I want to use repr()
to get a Python-encoded string literal (that I can paste into some source code), but I'd prefer a triple-quoted string with real newlines rather than the \n
escape sequence.
I could post-process the string to convert \n
back into a newline char and add a couple more quotes, but then if \\n
is in the source, then I wouldn't want to match on that.

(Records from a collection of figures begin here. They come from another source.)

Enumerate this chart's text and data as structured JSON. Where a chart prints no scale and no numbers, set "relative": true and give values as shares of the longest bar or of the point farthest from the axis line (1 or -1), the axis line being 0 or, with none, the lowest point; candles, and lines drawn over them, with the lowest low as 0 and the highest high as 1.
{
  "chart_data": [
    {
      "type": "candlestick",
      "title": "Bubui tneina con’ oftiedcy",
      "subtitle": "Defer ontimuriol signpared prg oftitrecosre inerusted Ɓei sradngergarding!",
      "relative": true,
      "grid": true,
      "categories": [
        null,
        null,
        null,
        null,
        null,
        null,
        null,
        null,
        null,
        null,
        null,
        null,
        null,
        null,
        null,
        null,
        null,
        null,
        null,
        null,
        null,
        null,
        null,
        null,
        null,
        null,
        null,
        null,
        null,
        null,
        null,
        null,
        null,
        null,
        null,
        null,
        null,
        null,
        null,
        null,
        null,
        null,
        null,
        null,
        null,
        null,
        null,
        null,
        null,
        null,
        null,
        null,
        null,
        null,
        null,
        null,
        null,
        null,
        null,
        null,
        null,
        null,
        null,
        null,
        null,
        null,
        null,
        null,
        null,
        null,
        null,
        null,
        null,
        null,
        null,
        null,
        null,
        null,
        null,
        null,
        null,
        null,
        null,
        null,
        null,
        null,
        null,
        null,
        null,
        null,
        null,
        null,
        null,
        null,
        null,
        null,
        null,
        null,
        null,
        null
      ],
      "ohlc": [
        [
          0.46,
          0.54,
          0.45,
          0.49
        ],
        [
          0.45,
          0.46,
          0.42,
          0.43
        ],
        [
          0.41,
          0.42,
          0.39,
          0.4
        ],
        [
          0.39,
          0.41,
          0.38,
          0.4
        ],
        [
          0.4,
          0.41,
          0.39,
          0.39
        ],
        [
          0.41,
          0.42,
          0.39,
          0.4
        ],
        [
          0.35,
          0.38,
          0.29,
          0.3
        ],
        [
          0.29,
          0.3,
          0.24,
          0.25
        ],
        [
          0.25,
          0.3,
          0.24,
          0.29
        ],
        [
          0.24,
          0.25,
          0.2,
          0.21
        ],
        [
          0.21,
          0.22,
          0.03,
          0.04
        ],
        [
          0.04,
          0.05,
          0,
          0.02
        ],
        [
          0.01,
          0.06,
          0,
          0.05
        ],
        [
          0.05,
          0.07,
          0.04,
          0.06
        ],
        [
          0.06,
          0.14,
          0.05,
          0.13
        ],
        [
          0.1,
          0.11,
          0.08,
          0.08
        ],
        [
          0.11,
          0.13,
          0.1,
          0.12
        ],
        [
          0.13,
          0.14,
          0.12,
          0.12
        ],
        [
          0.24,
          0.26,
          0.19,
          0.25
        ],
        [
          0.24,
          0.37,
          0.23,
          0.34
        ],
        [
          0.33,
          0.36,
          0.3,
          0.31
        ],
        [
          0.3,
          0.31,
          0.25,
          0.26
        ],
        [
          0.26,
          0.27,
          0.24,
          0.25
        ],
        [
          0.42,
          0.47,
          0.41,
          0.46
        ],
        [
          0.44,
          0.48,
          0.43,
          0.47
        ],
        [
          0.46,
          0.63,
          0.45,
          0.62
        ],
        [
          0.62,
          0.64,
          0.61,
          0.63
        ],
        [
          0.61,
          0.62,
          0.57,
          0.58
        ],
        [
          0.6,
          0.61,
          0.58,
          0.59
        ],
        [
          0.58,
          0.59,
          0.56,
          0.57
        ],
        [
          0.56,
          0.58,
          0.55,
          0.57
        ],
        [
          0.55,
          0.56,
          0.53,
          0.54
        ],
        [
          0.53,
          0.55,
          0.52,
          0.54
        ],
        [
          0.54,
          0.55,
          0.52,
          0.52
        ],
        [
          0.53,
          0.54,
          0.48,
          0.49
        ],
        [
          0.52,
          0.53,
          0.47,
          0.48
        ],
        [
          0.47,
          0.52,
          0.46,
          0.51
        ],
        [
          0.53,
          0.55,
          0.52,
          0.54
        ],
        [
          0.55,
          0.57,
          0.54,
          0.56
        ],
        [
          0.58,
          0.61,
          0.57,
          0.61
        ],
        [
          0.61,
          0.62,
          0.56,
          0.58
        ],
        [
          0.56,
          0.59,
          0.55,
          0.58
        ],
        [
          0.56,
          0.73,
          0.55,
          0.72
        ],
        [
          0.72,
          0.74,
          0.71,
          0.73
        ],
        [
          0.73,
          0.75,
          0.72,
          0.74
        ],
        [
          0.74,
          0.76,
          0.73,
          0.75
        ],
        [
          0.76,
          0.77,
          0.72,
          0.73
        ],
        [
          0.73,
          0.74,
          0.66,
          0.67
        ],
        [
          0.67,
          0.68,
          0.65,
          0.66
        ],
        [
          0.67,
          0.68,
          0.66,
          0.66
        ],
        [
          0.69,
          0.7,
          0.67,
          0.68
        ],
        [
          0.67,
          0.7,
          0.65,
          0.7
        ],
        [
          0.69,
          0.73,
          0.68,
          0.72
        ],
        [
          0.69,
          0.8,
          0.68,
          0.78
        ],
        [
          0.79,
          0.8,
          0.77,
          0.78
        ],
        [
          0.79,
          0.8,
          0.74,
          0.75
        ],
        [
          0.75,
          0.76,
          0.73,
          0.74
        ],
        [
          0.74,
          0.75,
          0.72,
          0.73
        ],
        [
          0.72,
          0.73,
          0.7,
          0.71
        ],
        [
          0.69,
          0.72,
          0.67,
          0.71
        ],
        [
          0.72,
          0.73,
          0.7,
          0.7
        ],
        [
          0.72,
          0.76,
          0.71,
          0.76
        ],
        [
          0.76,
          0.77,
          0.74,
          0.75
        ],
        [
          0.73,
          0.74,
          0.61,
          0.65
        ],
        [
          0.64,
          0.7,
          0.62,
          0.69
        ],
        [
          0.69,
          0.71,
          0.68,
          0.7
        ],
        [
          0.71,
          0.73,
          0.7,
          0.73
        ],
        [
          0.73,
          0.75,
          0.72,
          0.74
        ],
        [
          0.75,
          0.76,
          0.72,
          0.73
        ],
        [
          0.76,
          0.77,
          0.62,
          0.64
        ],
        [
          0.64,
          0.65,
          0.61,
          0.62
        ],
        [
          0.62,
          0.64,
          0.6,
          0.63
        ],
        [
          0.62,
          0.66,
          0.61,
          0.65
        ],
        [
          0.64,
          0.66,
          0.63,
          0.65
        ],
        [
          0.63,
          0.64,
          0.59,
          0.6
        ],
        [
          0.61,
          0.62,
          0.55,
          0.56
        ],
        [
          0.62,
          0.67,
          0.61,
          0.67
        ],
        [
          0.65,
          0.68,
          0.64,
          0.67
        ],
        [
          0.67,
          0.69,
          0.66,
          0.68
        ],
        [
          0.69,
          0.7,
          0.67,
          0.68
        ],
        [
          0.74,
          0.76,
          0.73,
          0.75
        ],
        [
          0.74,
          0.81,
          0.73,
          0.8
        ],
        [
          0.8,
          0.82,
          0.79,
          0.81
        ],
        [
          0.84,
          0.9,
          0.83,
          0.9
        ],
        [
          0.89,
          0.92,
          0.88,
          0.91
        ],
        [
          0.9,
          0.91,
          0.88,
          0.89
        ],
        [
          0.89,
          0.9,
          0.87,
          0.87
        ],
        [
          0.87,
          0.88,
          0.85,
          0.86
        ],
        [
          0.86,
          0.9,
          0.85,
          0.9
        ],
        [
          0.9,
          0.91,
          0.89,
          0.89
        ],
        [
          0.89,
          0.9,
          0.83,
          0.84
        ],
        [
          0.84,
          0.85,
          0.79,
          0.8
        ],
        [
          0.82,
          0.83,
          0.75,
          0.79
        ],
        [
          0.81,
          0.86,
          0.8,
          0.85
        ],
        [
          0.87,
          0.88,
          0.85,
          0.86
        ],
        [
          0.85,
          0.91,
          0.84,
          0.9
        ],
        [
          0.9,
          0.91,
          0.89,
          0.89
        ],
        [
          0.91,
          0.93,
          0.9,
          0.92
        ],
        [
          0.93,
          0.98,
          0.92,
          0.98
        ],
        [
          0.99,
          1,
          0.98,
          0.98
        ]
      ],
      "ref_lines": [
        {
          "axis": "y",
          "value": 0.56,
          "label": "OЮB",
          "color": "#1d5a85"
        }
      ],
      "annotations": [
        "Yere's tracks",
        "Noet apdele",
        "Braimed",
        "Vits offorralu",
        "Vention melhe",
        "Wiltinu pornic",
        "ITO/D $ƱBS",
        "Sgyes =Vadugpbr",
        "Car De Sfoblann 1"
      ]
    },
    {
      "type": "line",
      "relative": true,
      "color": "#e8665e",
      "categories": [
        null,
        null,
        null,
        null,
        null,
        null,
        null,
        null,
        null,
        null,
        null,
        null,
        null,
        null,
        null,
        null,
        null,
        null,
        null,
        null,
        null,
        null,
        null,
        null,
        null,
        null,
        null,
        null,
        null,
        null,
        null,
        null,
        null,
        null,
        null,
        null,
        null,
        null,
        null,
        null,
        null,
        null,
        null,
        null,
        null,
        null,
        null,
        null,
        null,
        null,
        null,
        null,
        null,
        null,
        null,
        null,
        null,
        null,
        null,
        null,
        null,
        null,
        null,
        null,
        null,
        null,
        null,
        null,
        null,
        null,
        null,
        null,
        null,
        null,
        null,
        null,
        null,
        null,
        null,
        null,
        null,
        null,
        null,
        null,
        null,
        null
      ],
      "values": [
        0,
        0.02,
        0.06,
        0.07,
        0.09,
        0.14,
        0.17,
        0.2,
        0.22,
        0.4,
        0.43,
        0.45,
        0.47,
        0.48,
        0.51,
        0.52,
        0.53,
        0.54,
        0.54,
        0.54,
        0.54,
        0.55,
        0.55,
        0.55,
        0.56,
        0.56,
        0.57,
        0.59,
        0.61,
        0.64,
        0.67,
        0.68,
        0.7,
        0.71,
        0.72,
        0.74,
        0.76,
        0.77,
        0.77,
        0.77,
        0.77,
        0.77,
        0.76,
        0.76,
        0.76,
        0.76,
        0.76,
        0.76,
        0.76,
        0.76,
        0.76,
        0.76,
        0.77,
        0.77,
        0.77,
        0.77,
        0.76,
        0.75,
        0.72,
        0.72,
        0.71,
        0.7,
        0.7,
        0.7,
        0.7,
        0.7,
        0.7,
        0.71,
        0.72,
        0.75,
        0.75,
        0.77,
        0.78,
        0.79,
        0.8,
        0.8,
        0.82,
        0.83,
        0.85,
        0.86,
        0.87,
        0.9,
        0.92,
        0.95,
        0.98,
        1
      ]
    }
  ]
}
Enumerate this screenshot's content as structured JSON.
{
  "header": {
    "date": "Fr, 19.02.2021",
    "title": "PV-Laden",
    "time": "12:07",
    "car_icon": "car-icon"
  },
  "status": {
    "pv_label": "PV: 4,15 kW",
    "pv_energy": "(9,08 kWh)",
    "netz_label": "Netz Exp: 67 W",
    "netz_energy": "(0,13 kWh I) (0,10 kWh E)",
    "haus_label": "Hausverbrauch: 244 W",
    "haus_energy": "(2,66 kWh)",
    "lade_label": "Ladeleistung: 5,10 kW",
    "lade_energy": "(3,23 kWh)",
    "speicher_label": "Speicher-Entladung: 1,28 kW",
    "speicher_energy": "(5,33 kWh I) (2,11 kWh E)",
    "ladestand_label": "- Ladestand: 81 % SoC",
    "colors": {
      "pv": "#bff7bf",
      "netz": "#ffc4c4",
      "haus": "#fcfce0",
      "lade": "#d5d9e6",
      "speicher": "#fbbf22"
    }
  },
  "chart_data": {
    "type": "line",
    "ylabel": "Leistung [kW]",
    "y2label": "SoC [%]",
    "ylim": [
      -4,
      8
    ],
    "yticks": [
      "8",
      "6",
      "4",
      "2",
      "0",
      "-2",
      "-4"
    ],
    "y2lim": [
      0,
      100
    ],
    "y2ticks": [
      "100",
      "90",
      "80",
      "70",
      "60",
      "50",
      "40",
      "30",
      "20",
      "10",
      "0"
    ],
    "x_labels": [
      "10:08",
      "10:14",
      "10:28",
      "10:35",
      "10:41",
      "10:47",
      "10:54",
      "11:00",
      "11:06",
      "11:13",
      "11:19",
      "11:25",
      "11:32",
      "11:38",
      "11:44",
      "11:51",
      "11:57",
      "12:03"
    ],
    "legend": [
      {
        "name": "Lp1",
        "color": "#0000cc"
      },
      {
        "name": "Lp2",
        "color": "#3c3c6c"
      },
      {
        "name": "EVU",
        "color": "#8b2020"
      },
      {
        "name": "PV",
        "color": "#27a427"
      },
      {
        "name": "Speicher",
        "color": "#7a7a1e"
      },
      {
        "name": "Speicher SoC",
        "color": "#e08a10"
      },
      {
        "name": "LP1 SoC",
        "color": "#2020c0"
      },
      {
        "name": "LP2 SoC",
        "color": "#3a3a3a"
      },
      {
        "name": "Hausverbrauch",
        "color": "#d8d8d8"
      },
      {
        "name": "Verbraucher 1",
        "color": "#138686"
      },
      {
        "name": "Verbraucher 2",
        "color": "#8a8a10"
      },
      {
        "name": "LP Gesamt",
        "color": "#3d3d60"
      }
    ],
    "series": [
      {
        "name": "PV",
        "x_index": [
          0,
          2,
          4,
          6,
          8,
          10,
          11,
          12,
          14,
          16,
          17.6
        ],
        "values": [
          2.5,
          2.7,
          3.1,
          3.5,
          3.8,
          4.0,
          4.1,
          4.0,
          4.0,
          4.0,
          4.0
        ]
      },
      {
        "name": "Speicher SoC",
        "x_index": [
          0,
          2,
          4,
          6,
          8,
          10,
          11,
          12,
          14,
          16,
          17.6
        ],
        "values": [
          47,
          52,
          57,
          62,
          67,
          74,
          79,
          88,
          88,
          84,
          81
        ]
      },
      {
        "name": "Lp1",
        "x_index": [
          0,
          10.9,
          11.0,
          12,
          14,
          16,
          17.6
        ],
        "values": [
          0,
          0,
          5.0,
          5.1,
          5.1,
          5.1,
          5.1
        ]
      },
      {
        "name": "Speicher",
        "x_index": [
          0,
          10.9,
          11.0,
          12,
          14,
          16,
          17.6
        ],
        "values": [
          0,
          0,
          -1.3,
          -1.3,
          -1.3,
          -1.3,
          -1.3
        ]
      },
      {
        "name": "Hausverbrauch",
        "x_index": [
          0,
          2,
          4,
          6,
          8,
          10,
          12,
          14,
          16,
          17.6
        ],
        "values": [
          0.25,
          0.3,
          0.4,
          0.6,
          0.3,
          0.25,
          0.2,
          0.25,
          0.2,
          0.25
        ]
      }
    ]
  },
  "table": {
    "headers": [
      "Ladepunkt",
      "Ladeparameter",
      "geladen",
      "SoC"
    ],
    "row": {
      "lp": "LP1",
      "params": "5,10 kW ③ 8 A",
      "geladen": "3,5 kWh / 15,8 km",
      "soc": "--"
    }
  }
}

What's the easiest way to do this?
Example input:
foo💩
bar
Or as a Python string:
'foo💩\nbar'
Desired output:
'''foo\xf0\x9f\x92\xa9
bar'''
Triple-single or triple-double quotes is fine, but I do want it broken on multiple lines like that.
What I have so far:
#!/usr/bin/env python
import sys
import re
with open(sys.argv[1], 'r+') as f:
data = f.read()
f.seek(0)
out = "''" + re.sub(r"\\n", '\n', repr(data)) + "''"
f.write(out)
f.truncate()
I'm still trying to figure out the regex to avoid converting escaped \n
s.
The goal is that if I paste that back into a Python source file I will get back out exactly the same thing as I read in.
I'm using Python 2.7.14
How about splitlines
it and encoding each line separately:
s = 'foo💩\nbar'
r = "'''" + '\n'.join(repr(x)[1:-1] for x in s.splitlines()) + "'''"
assert eval(r) == s
If you're on python2 and the inputs are unicode, then repr[2:-1]
to strip the leading u
as well. The same applies to py3 and bytes inputs.